Why did Perplexity build a browser instead of just extending its app?

Because the browser is the universal interface through which all computer-mediated work passes. An app-only agent can only act on what the app exposes; a browser agent can act on everything your authenticated sessions expose.

What is OWL and how is ChatGPT Atlas different from Comet architecturally?

OWL (OpenAI Web Layer) is Atlas’s out-of-process control architecture — the agent operates outside the Chromium process. Comet’s internal extension gives it richer DOM access at the cost of detectable artifacts and higher privilege; Atlas reduces the attack surface but limits access to some dynamically rendered content.

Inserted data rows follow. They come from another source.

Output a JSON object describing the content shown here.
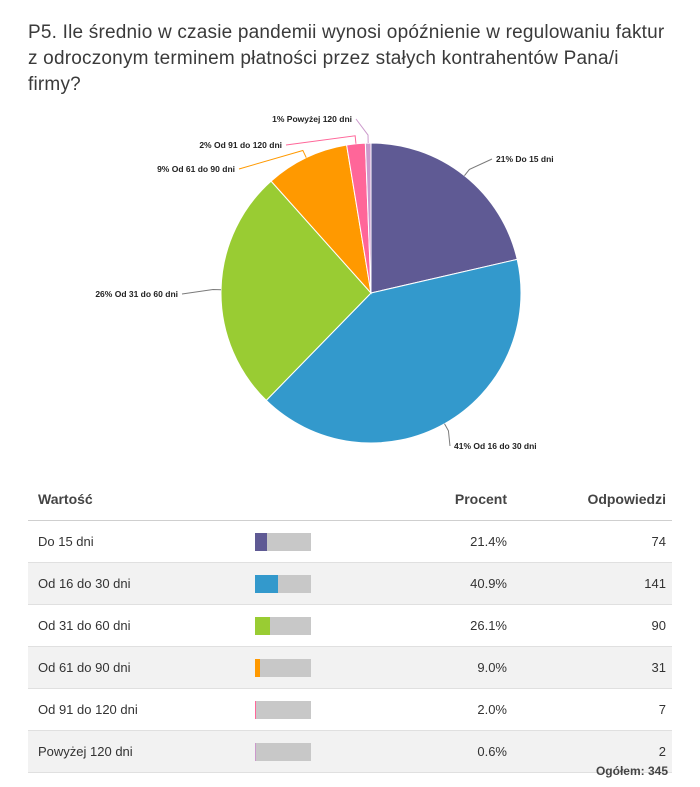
{
  "question": "P5. Ile średnio w czasie pandemii wynosi opóźnienie w regulowaniu faktur z odroczonym terminem płatności przez stałych kontrahentów Pana/i firmy?",
  "chart_data": {
    "type": "pie",
    "slices": [
      {
        "label": "21% Do 15 dni",
        "value": 21.4,
        "color": "#5f5a94"
      },
      {
        "label": "41% Od 16 do 30 dni",
        "value": 40.9,
        "color": "#3399cc"
      },
      {
        "label": "26% Od 31 do 60 dni",
        "value": 26.1,
        "color": "#99cc33"
      },
      {
        "label": "9% Od 61 do 90 dni",
        "value": 9.0,
        "color": "#ff9900"
      },
      {
        "label": "2% Od 91 do 120 dni",
        "value": 2.0,
        "color": "#ff6699"
      },
      {
        "label": "1% Powyżej 120 dni",
        "value": 0.6,
        "color": "#cc99cc"
      }
    ]
  },
  "table": {
    "headers": {
      "value": "Wartość",
      "percent": "Procent",
      "responses": "Odpowiedzi"
    },
    "rows": [
      {
        "label": "Do 15 dni",
        "percent": "21.4%",
        "responses": "74",
        "fraction": 0.214,
        "color": "#5f5a94"
      },
      {
        "label": "Od 16 do 30 dni",
        "percent": "40.9%",
        "responses": "141",
        "fraction": 0.409,
        "color": "#3399cc"
      },
      {
        "label": "Od 31 do 60 dni",
        "percent": "26.1%",
        "responses": "90",
        "fraction": 0.261,
        "color": "#99cc33"
      },
      {
        "label": "Od 61 do 90 dni",
        "percent": "9.0%",
        "responses": "31",
        "fraction": 0.09,
        "color": "#ff9900"
      },
      {
        "label": "Od 91 do 120 dni",
        "percent": "2.0%",
        "responses": "7",
        "fraction": 0.02,
        "color": "#ff6699"
      },
      {
        "label": "Powyżej 120 dni",
        "percent": "0.6%",
        "responses": "2",
        "fraction": 0.006,
        "color": "#cc99cc"
      }
    ],
    "total": "Ogółem: 345"
  }
}
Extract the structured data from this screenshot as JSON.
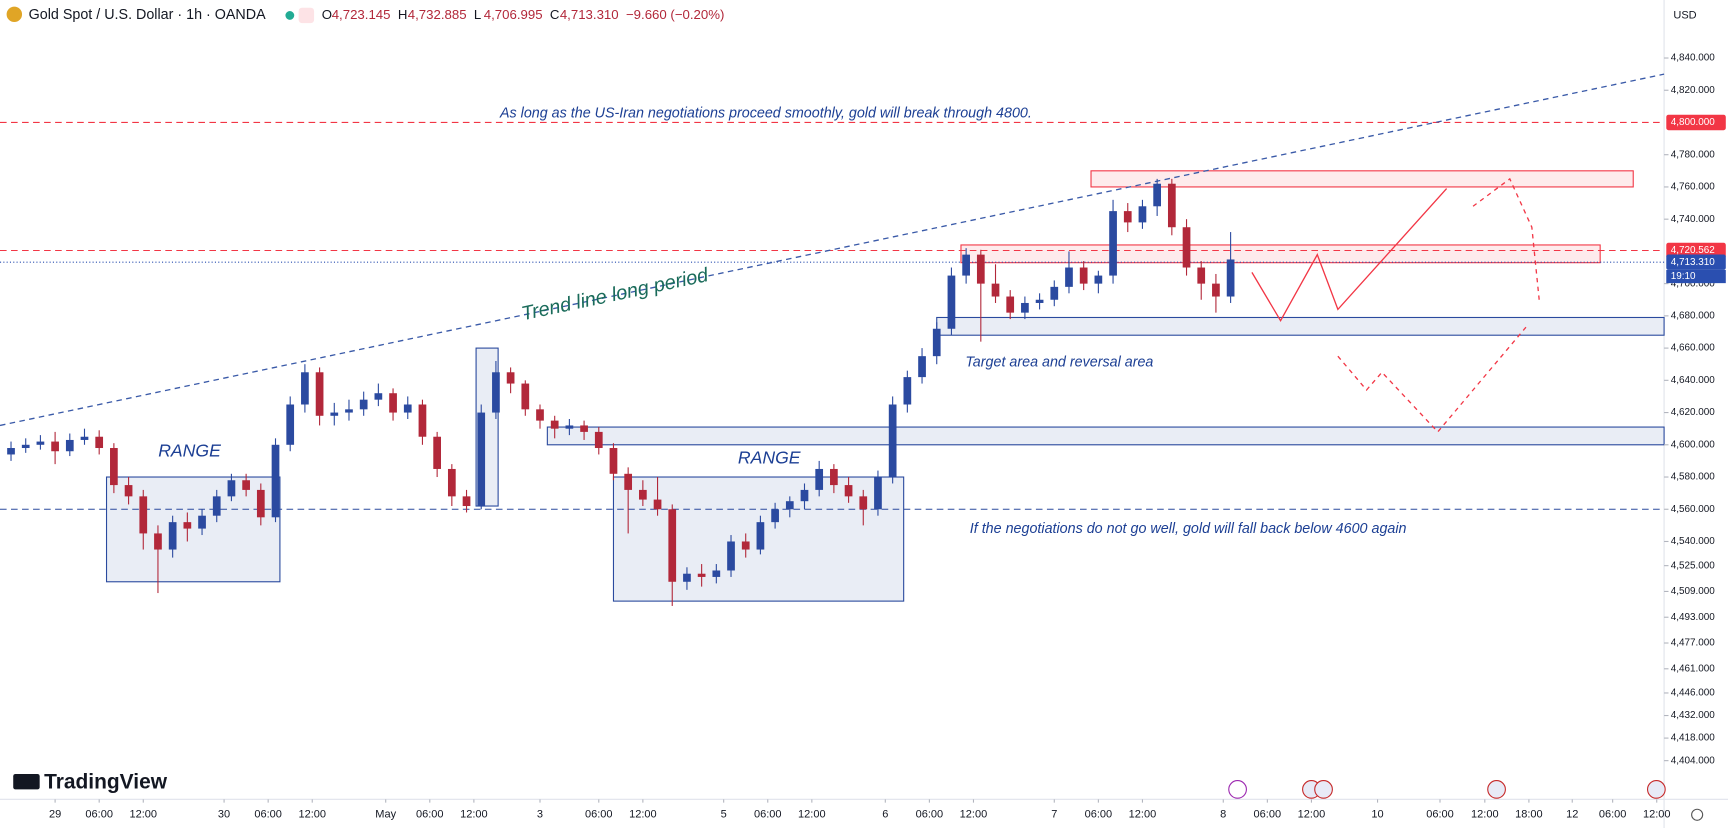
{
  "chart_data": {
    "type": "candlestick",
    "title": "Gold Spot / U.S. Dollar · 1h · OANDA",
    "ohlc": [
      {
        "label": "O",
        "value": "4,723.145"
      },
      {
        "label": "H",
        "value": "4,732.885"
      },
      {
        "label": "L",
        "value": "4,706.995"
      },
      {
        "label": "C",
        "value": "4,713.310"
      }
    ],
    "change": "−9.660 (−0.20%)",
    "currency": "USD",
    "logo": "TradingView",
    "up_color": "#2b4aa0",
    "down_color": "#b2283a",
    "xlim": [
      -7.5,
      219
    ],
    "ylim": [
      4380,
      4876
    ],
    "xticks": [
      {
        "value": 0,
        "label": "29"
      },
      {
        "value": 6,
        "label": "06:00"
      },
      {
        "value": 12,
        "label": "12:00"
      },
      {
        "value": 23,
        "label": "30"
      },
      {
        "value": 29,
        "label": "06:00"
      },
      {
        "value": 35,
        "label": "12:00"
      },
      {
        "value": 45,
        "label": "May"
      },
      {
        "value": 51,
        "label": "06:00"
      },
      {
        "value": 57,
        "label": "12:00"
      },
      {
        "value": 66,
        "label": "3"
      },
      {
        "value": 74,
        "label": "06:00"
      },
      {
        "value": 80,
        "label": "12:00"
      },
      {
        "value": 91,
        "label": "5"
      },
      {
        "value": 97,
        "label": "06:00"
      },
      {
        "value": 103,
        "label": "12:00"
      },
      {
        "value": 113,
        "label": "6"
      },
      {
        "value": 119,
        "label": "06:00"
      },
      {
        "value": 125,
        "label": "12:00"
      },
      {
        "value": 136,
        "label": "7"
      },
      {
        "value": 142,
        "label": "06:00"
      },
      {
        "value": 148,
        "label": "12:00"
      },
      {
        "value": 159,
        "label": "8"
      },
      {
        "value": 165,
        "label": "06:00"
      },
      {
        "value": 171,
        "label": "12:00"
      },
      {
        "value": 180,
        "label": "10"
      },
      {
        "value": 188.5,
        "label": "06:00"
      },
      {
        "value": 194.6,
        "label": "12:00"
      },
      {
        "value": 200.6,
        "label": "18:00"
      },
      {
        "value": 206.5,
        "label": "12"
      },
      {
        "value": 212,
        "label": "06:00"
      },
      {
        "value": 218,
        "label": "12:00"
      }
    ],
    "yticks": [
      {
        "value": 4840,
        "label": "4,840.000"
      },
      {
        "value": 4820,
        "label": "4,820.000"
      },
      {
        "value": 4780,
        "label": "4,780.000"
      },
      {
        "value": 4760,
        "label": "4,760.000"
      },
      {
        "value": 4740,
        "label": "4,740.000"
      },
      {
        "value": 4700,
        "label": "4,700.000"
      },
      {
        "value": 4680,
        "label": "4,680.000"
      },
      {
        "value": 4660,
        "label": "4,660.000"
      },
      {
        "value": 4640,
        "label": "4,640.000"
      },
      {
        "value": 4620,
        "label": "4,620.000"
      },
      {
        "value": 4600,
        "label": "4,600.000"
      },
      {
        "value": 4580,
        "label": "4,580.000"
      },
      {
        "value": 4560,
        "label": "4,560.000"
      },
      {
        "value": 4540,
        "label": "4,540.000"
      },
      {
        "value": 4525,
        "label": "4,525.000"
      },
      {
        "value": 4509,
        "label": "4,509.000"
      },
      {
        "value": 4493,
        "label": "4,493.000"
      },
      {
        "value": 4477,
        "label": "4,477.000"
      },
      {
        "value": 4461,
        "label": "4,461.000"
      },
      {
        "value": 4446,
        "label": "4,446.000"
      },
      {
        "value": 4432,
        "label": "4,432.000"
      },
      {
        "value": 4418,
        "label": "4,418.000"
      },
      {
        "value": 4404,
        "label": "4,404.000"
      }
    ],
    "x": [
      -6,
      -4,
      -2,
      0,
      2,
      4,
      6,
      8,
      10,
      12,
      14,
      16,
      18,
      20,
      22,
      24,
      26,
      28,
      30,
      32,
      34,
      36,
      38,
      40,
      42,
      44,
      46,
      48,
      50,
      52,
      54,
      56,
      58,
      60,
      62,
      64,
      66,
      68,
      70,
      72,
      74,
      76,
      78,
      80,
      82,
      84,
      86,
      88,
      90,
      92,
      94,
      96,
      98,
      100,
      102,
      104,
      106,
      108,
      110,
      112,
      114,
      116,
      118,
      120,
      122,
      124,
      126,
      128,
      130,
      132,
      134,
      136,
      138,
      140,
      142,
      144,
      146,
      148,
      150,
      152,
      154,
      156,
      158,
      160
    ],
    "candles": [
      [
        4594,
        4602,
        4590,
        4598
      ],
      [
        4598,
        4604,
        4595,
        4600
      ],
      [
        4600,
        4606,
        4597,
        4602
      ],
      [
        4602,
        4608,
        4588,
        4596
      ],
      [
        4596,
        4607,
        4593,
        4603
      ],
      [
        4603,
        4610,
        4600,
        4605
      ],
      [
        4605,
        4609,
        4594,
        4598
      ],
      [
        4598,
        4601,
        4570,
        4575
      ],
      [
        4575,
        4580,
        4563,
        4568
      ],
      [
        4568,
        4572,
        4535,
        4545
      ],
      [
        4545,
        4550,
        4508,
        4535
      ],
      [
        4535,
        4556,
        4530,
        4552
      ],
      [
        4552,
        4558,
        4540,
        4548
      ],
      [
        4548,
        4560,
        4544,
        4556
      ],
      [
        4556,
        4572,
        4552,
        4568
      ],
      [
        4568,
        4582,
        4565,
        4578
      ],
      [
        4578,
        4582,
        4568,
        4572
      ],
      [
        4572,
        4576,
        4550,
        4555
      ],
      [
        4555,
        4604,
        4552,
        4600
      ],
      [
        4600,
        4630,
        4596,
        4625
      ],
      [
        4625,
        4650,
        4620,
        4645
      ],
      [
        4645,
        4648,
        4612,
        4618
      ],
      [
        4618,
        4626,
        4612,
        4620
      ],
      [
        4620,
        4628,
        4615,
        4622
      ],
      [
        4622,
        4633,
        4618,
        4628
      ],
      [
        4628,
        4638,
        4624,
        4632
      ],
      [
        4632,
        4635,
        4615,
        4620
      ],
      [
        4620,
        4630,
        4616,
        4625
      ],
      [
        4625,
        4628,
        4600,
        4605
      ],
      [
        4605,
        4608,
        4580,
        4585
      ],
      [
        4585,
        4588,
        4562,
        4568
      ],
      [
        4568,
        4572,
        4558,
        4562
      ],
      [
        4562,
        4625,
        4560,
        4620
      ],
      [
        4620,
        4652,
        4616,
        4645
      ],
      [
        4645,
        4648,
        4632,
        4638
      ],
      [
        4638,
        4640,
        4618,
        4622
      ],
      [
        4622,
        4625,
        4610,
        4615
      ],
      [
        4615,
        4618,
        4604,
        4610
      ],
      [
        4610,
        4616,
        4606,
        4612
      ],
      [
        4612,
        4615,
        4603,
        4608
      ],
      [
        4608,
        4611,
        4594,
        4598
      ],
      [
        4598,
        4601,
        4578,
        4582
      ],
      [
        4582,
        4586,
        4545,
        4572
      ],
      [
        4572,
        4578,
        4562,
        4566
      ],
      [
        4566,
        4580,
        4556,
        4560
      ],
      [
        4560,
        4563,
        4500,
        4515
      ],
      [
        4515,
        4524,
        4510,
        4520
      ],
      [
        4520,
        4526,
        4512,
        4518
      ],
      [
        4518,
        4526,
        4514,
        4522
      ],
      [
        4522,
        4544,
        4518,
        4540
      ],
      [
        4540,
        4545,
        4530,
        4535
      ],
      [
        4535,
        4556,
        4532,
        4552
      ],
      [
        4552,
        4564,
        4548,
        4560
      ],
      [
        4560,
        4568,
        4555,
        4565
      ],
      [
        4565,
        4576,
        4560,
        4572
      ],
      [
        4572,
        4590,
        4568,
        4585
      ],
      [
        4585,
        4588,
        4570,
        4575
      ],
      [
        4575,
        4580,
        4564,
        4568
      ],
      [
        4568,
        4572,
        4550,
        4560
      ],
      [
        4560,
        4584,
        4556,
        4580
      ],
      [
        4580,
        4630,
        4576,
        4625
      ],
      [
        4625,
        4646,
        4620,
        4642
      ],
      [
        4642,
        4660,
        4638,
        4655
      ],
      [
        4655,
        4676,
        4650,
        4672
      ],
      [
        4672,
        4710,
        4668,
        4705
      ],
      [
        4705,
        4722,
        4700,
        4718
      ],
      [
        4718,
        4721,
        4664,
        4700
      ],
      [
        4700,
        4712,
        4688,
        4692
      ],
      [
        4692,
        4696,
        4678,
        4682
      ],
      [
        4682,
        4692,
        4678,
        4688
      ],
      [
        4688,
        4694,
        4684,
        4690
      ],
      [
        4690,
        4702,
        4686,
        4698
      ],
      [
        4698,
        4720,
        4694,
        4710
      ],
      [
        4710,
        4714,
        4696,
        4700
      ],
      [
        4700,
        4708,
        4694,
        4705
      ],
      [
        4705,
        4752,
        4700,
        4745
      ],
      [
        4745,
        4750,
        4732,
        4738
      ],
      [
        4738,
        4752,
        4734,
        4748
      ],
      [
        4748,
        4765,
        4742,
        4762
      ],
      [
        4762,
        4765,
        4730,
        4735
      ],
      [
        4735,
        4740,
        4705,
        4710
      ],
      [
        4710,
        4714,
        4690,
        4700
      ],
      [
        4700,
        4706,
        4682,
        4692
      ],
      [
        4692,
        4732,
        4688,
        4715
      ]
    ],
    "hlines": [
      {
        "value": 4800,
        "label": "4,800.000",
        "color": "#f23645",
        "dash": "6 4"
      },
      {
        "value": 4720.562,
        "label": "4,720.562",
        "color": "#f23645",
        "dash": "6 4"
      },
      {
        "value": 4713.31,
        "label": "4,713.310",
        "color": "#2a4fb0",
        "dash": "1 2"
      },
      {
        "value": 4560,
        "color": "#2a4a9e",
        "dash": "6 4"
      }
    ],
    "countdown": "19:10",
    "zones": [
      {
        "x": [
          141,
          214.8
        ],
        "y": [
          4760,
          4770
        ],
        "color": "#f23645"
      },
      {
        "x": [
          123.3,
          210.3
        ],
        "y": [
          4713,
          4724
        ],
        "color": "#f23645"
      },
      {
        "x": [
          120,
          219
        ],
        "y": [
          4668,
          4679
        ],
        "color": "#2a4a9e"
      },
      {
        "x": [
          67,
          219
        ],
        "y": [
          4600,
          4611
        ],
        "color": "#2a4a9e"
      },
      {
        "x": [
          7,
          30.6
        ],
        "y": [
          4515,
          4580
        ],
        "color": "#2a4a9e"
      },
      {
        "x": [
          76,
          115.5
        ],
        "y": [
          4503,
          4580
        ],
        "color": "#2a4a9e"
      },
      {
        "x": [
          57.3,
          60.3
        ],
        "y": [
          4562,
          4660
        ],
        "color": "#2a4a9e"
      }
    ],
    "drawings": [
      {
        "color": "#3a5aa8",
        "dash": "5 4",
        "points": [
          [
            -7.5,
            4612
          ],
          [
            219,
            4830
          ]
        ]
      },
      {
        "color": "#f23645",
        "dash": "",
        "points": [
          [
            162.9,
            4707
          ],
          [
            166.8,
            4677
          ],
          [
            171.8,
            4718
          ],
          [
            174.6,
            4684
          ],
          [
            189.4,
            4759
          ]
        ]
      },
      {
        "color": "#f23645",
        "dash": "4 4",
        "points": [
          [
            193,
            4748
          ],
          [
            198,
            4765
          ],
          [
            201,
            4735
          ],
          [
            202,
            4690
          ]
        ]
      },
      {
        "color": "#f23645",
        "dash": "4 4",
        "points": [
          [
            174.6,
            4655
          ],
          [
            178.5,
            4634
          ],
          [
            180.6,
            4645
          ],
          [
            188.2,
            4608
          ],
          [
            200.2,
            4673
          ]
        ]
      }
    ],
    "annotations": [
      "As long as the US-Iran negotiations proceed smoothly, gold will break through 4800.",
      "Trend line long period",
      "RANGE",
      "RANGE",
      "Target area and reversal area",
      "If the negotiations do not go well, gold will fall back below 4600 again"
    ]
  }
}
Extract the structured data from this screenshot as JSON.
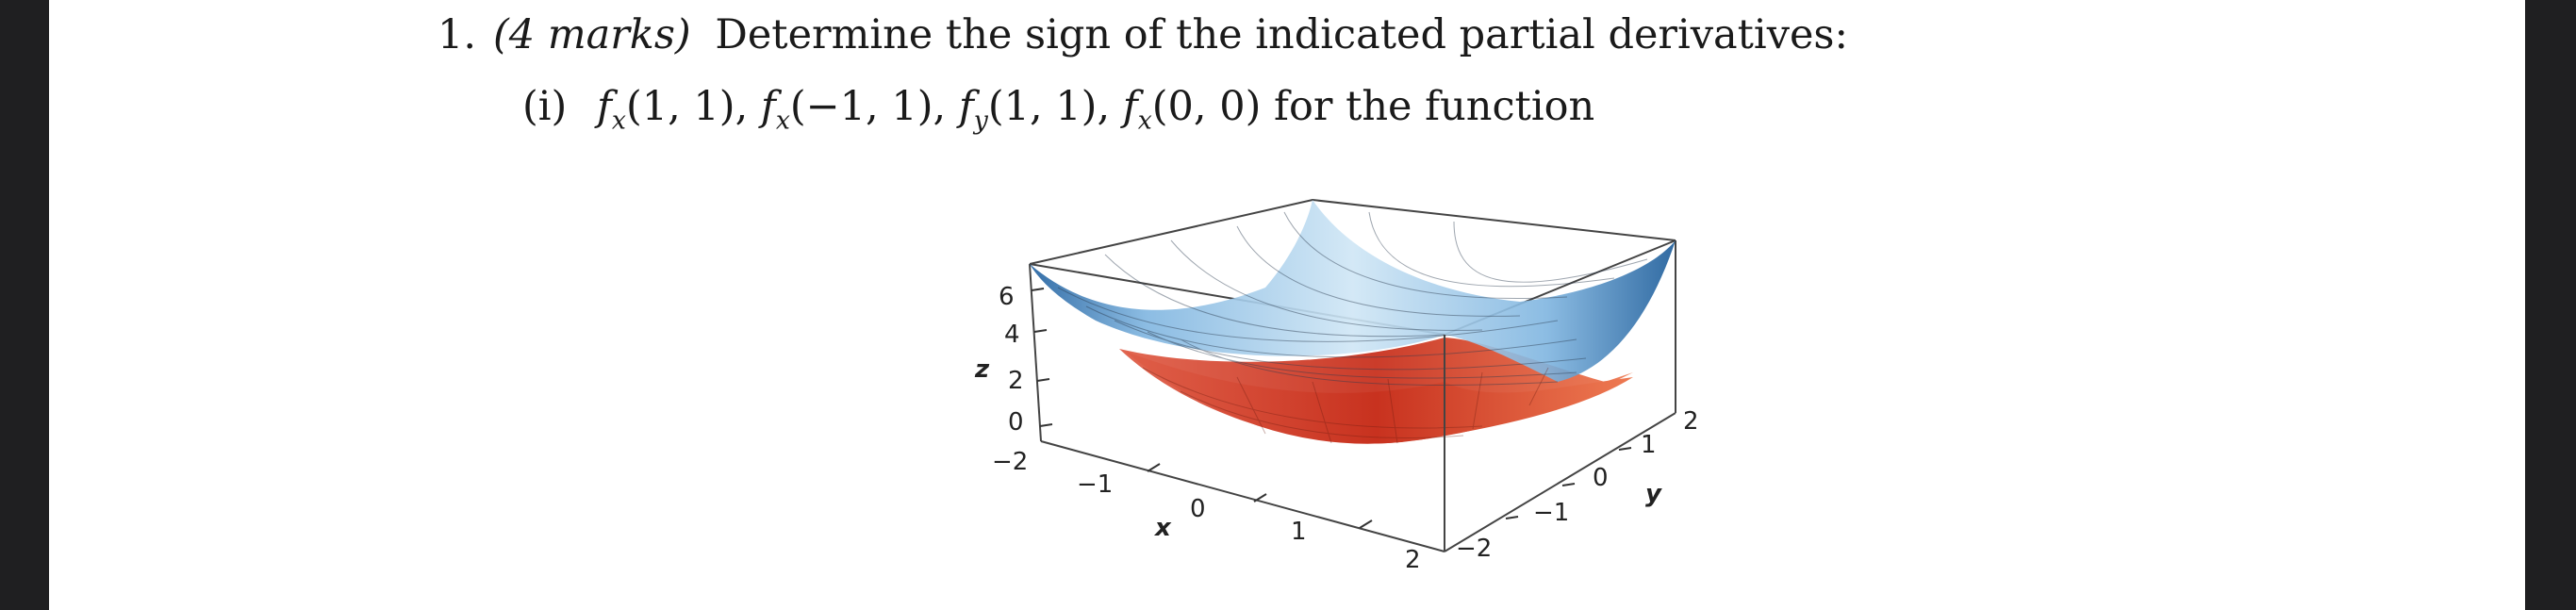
{
  "question": {
    "number": "1.",
    "marks": "(4 marks)",
    "text": "Determine the sign of the indicated partial derivatives:"
  },
  "part": {
    "label": "(i)",
    "derivatives": [
      {
        "f": "f",
        "sub": "x",
        "args": "(1, 1)"
      },
      {
        "f": "f",
        "sub": "x",
        "args": "(−1, 1)"
      },
      {
        "f": "f",
        "sub": "y",
        "args": "(1, 1)"
      },
      {
        "f": "f",
        "sub": "x",
        "args": "(0, 0)"
      }
    ],
    "separator": ",",
    "suffix": "for the function"
  },
  "figure": {
    "z_label": "z",
    "x_label": "x",
    "y_label": "y",
    "z_ticks": [
      "6",
      "4",
      "2",
      "0"
    ],
    "x_ticks": [
      "−2",
      "−1",
      "0",
      "1",
      "2"
    ],
    "y_ticks": [
      "−2",
      "−1",
      "0",
      "1",
      "2"
    ],
    "colors": {
      "top_surface": "#8fc3e8",
      "top_surface_dark": "#1f5f9e",
      "under_surface": "#d8402c",
      "grid_line": "#333333"
    }
  }
}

Can Comet complete transactions on my behalf without asking me first?

In current commercial deployments, Comet requests confirmation before consequential actions — purchases, form submissions, data changes. For read-only and low-stakes tasks it operates autonomously. You can configure the autonomy level within the product.

How does Comet’s 48.12% traffic share compare to other agentic browsers?

Human Security’s April 2026 State of Agentic Traffic report puts Comet at 48.12% of tracked agentic web requests, ahead of ChatGPT Atlas (21.33%), Claude Chrome Extension (17.33%), and ChatGPT Agent (8.55%). Despite lower overall traffic, Atlas has approximately 62 times more corporate downloads than Comet.